A girl crossed a pure short, black haired animal with a pure long, brown haired individual (cross A). The F1 consisted of 10 individuals who had all the same phenotypes. She interbred this F1 generation (cross B) and counted the offspring, which consisted of 160 guinea pigs with the following phenotypes: 91 with short, black hair
29 with short, brown hair
28 with long, black hair and 12 with long, brown hair.
Show cross A and give the results.
Show cross B and in doing so give the phenotypes and genotypes the breeder obtained.

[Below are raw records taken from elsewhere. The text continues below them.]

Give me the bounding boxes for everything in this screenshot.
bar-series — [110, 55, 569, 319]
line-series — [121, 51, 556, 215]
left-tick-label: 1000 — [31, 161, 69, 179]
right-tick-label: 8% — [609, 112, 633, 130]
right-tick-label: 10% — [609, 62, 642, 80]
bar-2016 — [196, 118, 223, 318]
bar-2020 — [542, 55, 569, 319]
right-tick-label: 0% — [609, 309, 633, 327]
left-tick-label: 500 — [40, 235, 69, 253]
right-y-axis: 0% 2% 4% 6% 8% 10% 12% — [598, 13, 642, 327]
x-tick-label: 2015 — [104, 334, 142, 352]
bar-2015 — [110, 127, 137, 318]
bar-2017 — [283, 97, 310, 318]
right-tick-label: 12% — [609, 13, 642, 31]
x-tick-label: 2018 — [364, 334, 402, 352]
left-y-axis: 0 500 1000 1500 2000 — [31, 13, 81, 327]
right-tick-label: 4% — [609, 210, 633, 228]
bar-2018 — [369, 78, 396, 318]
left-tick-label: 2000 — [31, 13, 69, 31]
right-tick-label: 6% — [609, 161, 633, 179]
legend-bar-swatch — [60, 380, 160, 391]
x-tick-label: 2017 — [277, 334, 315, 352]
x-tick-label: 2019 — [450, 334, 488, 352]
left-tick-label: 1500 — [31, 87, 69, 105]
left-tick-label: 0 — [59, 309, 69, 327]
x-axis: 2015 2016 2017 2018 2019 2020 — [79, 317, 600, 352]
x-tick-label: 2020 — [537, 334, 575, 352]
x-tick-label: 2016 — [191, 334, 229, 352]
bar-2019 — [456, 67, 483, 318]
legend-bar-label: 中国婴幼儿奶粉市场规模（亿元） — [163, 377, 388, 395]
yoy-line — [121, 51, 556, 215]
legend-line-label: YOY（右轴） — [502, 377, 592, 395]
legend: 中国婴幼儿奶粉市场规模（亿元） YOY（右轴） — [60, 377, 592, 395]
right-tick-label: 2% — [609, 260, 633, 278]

from the phenotypes, it is apparent that short is dominant to long, and black is dominant to brown.
ss BlBl x ll Br Br
sl Bl Br
Sl Bl Br
these are the two genotypes in Cross A, all have the same phenotype (short, Black)
Cross B.
Sl Bl Br x Sl Bl Br
ss Bl Bl
ss Br Br
ss Br Bl
Sl Bl Bl
Sl Bl Br
Sl Br Br
ll Bl Br
ll Bl Bl
ll Br Br
Can you figure it now? It is making each possible combination of
each gene
To understand the results of cross A and cross B, we need to determine the genotypes and phenotypes of the parents and offspring.
In cross A, a pure short-haired, black animal was crossed with a pure long-haired, brown animal. Let's use the letters "B" and "b" to represent the alleles for black and brown hair respectively, and "S" and "s" for short and long hair respectively.
The genotype of the pure short-haired, black individual can be represented as "BBss" (since it is pure for both black hair and short hair), and the genotype of the pure long-haired, brown individual can be represented as "bbSS" (since it is pure for both brown hair and long hair).
When these two individuals are crossed, we can use Punnett square to determine the possible genotypes of the offspring:
b b
----------------
S | BbSs | BbSs |
s | Bbss | Bbss |
----------------
From this Punnett square, we can see that all the F1 individuals will have the genotype "BbSs" (hybrids) since they received one copy of the black hair allele (B) and one copy of the short hair allele (s) from each parent. This explains why all the F1 individuals in cross A have the same phenotypes.
Now let's move on to cross B. In this generation, the F1 individuals with genotype "BbSs" are interbred. Again, let's use Punnett square to examine the possible genotypes of the offspring:
B b S s
-----------------------------
B| BBSS | BBss | BBSS | BBss |
b| BbSS | Bbss | BbSS | Bbss |
S| BBSS | BBss | BBSS | BBss |
s | BbSS | Bbss | BbSS | Bbss |
-----------------------------
From this Punnett square, we can now determine the phenotypes and genotypes of the offspring:
- 91 guinea pigs have short, black hair (phenotype: Bbss)
- 29 guinea pigs have short, brown hair (phenotype: Bbss)
- 28 guinea pigs have long, black hair (phenotype: BBSS)
- 12 guinea pigs have long, brown hair (phenotype: BBss)
This information gives us a breakdown of the phenotypes obtained from cross B.
So, in summary:
- Cross A (pure short-haired, black individual x pure long-haired, brown individual) resulted in F1 generation with all individuals having the same phenotypes.
- Cross B (interbreeding of F1 individuals) produced 160 offspring with a distribution of different phenotypes, indicating a variety of genotypes resulting from the crossing of the F1 generation.